Mereka saling berbagi cerita, sudah lama tidak membahas berbagai topik karena kesibukan dan berbeda peminatan. Wira mengambil peminatan Farmasi Komunitas, sementara Yefta memilih peminatan Farmasi Industri. Satu jurusan, tapi sulit untuk bertemu jika tidak satu kelas.

"Kalau kamu segitunya mau nikah, aku ada rekomendasi, sih. Sepupu sekaligus teman baikku. Mungkin cocok."

"Wah! Boleh, tuh. Dia seumuran sama kita?"

Wira tertawa puas, benar dugaannya. "Kamu kenal, kok. Seumuran, seangkatan juga. Jadi, mau ya?"

"Boleh, lah. Menarik juga."

"Perjodohan macam apa ini? Dasar Yefta," ujarnya heran.

Ada hal yang Wira ketahui, menurut firasatnya dia menebak jika Yefta tidak tahu menahu perihal ini. Orang yang dimaksudnya adalah lawan saingnya Yefta, mereka akrab tapi suka berantem. Lucu.

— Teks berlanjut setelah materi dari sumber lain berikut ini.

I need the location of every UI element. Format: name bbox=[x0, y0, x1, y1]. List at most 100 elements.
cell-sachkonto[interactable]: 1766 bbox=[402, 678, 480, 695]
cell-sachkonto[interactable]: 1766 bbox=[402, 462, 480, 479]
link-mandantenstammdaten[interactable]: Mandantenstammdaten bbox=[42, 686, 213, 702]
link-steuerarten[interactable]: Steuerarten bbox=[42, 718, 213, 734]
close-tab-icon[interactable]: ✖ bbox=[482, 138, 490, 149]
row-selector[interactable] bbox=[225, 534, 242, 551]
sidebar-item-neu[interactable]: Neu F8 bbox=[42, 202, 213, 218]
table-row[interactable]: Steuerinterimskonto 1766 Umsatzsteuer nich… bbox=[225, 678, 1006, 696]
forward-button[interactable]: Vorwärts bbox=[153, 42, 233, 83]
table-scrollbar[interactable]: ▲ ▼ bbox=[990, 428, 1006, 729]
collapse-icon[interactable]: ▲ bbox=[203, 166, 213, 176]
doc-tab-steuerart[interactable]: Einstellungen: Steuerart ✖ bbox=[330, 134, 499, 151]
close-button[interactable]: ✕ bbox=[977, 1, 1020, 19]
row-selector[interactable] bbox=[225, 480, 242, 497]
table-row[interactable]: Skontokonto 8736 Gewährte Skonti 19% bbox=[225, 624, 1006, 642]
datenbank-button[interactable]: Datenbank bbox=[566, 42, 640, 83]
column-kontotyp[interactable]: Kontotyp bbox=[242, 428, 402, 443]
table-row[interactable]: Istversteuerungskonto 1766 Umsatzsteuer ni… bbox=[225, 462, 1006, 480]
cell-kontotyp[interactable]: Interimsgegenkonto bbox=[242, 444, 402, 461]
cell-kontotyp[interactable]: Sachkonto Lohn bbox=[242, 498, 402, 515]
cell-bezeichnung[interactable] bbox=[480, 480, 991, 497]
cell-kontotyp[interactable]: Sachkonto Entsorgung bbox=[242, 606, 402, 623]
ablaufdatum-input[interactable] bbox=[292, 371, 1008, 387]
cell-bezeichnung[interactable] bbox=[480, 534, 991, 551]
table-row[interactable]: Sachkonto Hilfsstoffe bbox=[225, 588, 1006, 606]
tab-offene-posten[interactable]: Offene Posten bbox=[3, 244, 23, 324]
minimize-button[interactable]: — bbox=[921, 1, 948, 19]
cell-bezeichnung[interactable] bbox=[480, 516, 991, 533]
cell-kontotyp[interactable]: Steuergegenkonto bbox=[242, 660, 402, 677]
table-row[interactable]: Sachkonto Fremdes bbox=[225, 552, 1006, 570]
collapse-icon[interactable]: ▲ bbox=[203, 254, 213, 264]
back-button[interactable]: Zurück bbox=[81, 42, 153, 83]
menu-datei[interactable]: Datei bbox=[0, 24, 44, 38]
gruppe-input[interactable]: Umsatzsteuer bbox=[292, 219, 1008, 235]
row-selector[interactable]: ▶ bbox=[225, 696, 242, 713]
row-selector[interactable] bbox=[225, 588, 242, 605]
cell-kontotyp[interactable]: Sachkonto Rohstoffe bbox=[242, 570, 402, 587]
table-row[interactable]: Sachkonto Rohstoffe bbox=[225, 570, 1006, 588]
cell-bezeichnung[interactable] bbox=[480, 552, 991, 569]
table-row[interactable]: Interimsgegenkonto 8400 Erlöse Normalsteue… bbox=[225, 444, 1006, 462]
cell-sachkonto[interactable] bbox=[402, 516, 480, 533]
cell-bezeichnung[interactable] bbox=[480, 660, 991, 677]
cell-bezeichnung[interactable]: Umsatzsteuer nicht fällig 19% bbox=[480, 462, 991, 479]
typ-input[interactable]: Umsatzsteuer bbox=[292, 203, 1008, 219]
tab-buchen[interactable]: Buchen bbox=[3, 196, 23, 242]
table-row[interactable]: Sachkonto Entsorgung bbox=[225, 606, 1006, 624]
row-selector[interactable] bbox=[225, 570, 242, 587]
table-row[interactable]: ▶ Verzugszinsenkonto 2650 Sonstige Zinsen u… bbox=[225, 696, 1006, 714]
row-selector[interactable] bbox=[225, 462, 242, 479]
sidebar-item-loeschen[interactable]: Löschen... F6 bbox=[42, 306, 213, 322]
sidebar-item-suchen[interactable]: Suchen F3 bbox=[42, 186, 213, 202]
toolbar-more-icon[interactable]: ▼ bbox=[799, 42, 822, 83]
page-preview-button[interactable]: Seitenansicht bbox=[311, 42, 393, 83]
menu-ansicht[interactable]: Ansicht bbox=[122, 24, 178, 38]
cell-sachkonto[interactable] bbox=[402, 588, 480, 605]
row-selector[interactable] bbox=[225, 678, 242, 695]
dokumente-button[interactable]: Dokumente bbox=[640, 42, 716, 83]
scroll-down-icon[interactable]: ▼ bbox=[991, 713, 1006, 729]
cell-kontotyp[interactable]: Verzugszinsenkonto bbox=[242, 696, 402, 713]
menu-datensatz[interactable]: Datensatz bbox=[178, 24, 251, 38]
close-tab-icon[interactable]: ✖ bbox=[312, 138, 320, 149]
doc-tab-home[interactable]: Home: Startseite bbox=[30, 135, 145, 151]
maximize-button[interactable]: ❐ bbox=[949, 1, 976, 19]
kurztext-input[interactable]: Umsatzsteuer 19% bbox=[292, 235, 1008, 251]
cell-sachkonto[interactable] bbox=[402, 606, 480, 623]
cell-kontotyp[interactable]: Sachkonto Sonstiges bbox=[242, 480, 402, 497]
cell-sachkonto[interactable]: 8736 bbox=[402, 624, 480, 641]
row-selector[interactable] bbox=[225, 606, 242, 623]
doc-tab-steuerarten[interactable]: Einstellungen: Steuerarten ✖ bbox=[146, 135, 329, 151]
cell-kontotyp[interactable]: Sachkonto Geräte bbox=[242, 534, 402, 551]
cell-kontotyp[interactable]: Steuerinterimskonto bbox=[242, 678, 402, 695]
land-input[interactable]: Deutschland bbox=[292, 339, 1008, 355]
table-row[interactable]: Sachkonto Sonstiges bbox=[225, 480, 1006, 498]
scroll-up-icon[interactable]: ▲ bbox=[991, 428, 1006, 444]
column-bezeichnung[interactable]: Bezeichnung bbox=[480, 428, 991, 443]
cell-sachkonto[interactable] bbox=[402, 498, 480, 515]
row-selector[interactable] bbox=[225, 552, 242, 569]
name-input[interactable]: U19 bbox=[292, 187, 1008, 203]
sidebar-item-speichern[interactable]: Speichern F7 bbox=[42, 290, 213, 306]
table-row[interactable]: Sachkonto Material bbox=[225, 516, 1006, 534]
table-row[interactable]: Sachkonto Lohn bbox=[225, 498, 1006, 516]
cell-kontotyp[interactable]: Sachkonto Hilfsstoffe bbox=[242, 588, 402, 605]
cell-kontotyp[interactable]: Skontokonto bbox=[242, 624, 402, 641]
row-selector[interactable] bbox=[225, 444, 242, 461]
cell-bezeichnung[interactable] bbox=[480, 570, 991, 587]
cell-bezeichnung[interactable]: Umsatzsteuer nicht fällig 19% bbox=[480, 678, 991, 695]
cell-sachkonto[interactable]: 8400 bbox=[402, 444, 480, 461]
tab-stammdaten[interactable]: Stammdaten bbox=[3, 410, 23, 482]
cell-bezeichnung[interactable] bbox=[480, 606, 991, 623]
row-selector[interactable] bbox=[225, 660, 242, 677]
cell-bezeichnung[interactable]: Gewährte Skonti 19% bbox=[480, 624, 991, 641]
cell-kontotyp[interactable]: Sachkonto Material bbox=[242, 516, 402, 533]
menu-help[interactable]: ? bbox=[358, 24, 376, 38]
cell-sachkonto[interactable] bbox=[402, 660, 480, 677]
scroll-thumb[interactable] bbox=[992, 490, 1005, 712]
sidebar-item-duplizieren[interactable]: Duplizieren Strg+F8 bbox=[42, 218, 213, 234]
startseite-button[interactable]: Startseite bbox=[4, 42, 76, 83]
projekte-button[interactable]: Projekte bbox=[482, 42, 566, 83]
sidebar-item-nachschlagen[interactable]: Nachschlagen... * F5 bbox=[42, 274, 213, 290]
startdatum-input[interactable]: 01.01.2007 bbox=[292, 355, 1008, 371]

"Jadi, siapa itu orang? " desak Yefta lagi. Dia sudah penasaran sama sepupu yang dibahas Wira tadi.

Melihat wajah Yefta yang berseri-seri membuat Wira ingin menggoda temannya sekali lagi.

"Emang kamu yakin mau sama dia? Udah siap nikah?"

"Yah, kalo jodohnya udah ada mah langsung sikat aja! Ngapain menunda ibadah. Nikah itu ibadah, kan? Hubungan yang halal dan sah di mata semua orang, hukum dan agama. Indah banget woi!"

"Dasar otak mesum," cibir Wira. Dia sudah mengenal Yefta sejak mereka masuk kuliah. Wira sudah paham apa yang dipikirkan temannya dengan melihat raut wajah Yefta.

"Ih, jangan nuduh gitu, dong. Nggak ada bukti kalo aku mesum. Jangan gitu, aku kan anaknya polos, cantik, baik hati, rajin beribadah, dan lain-lain."

"Nah, loh! Lain-lainnya apa coba?"

Yefta cemberut, dia capek berdebat dengan Wira. Selalu ada aja idenya. Bertepatan dengan itu, terdengar notifikasi dari ponsel Yefta. Pesan dari mamanya yang membuat hatinya berdegup semakin kencang.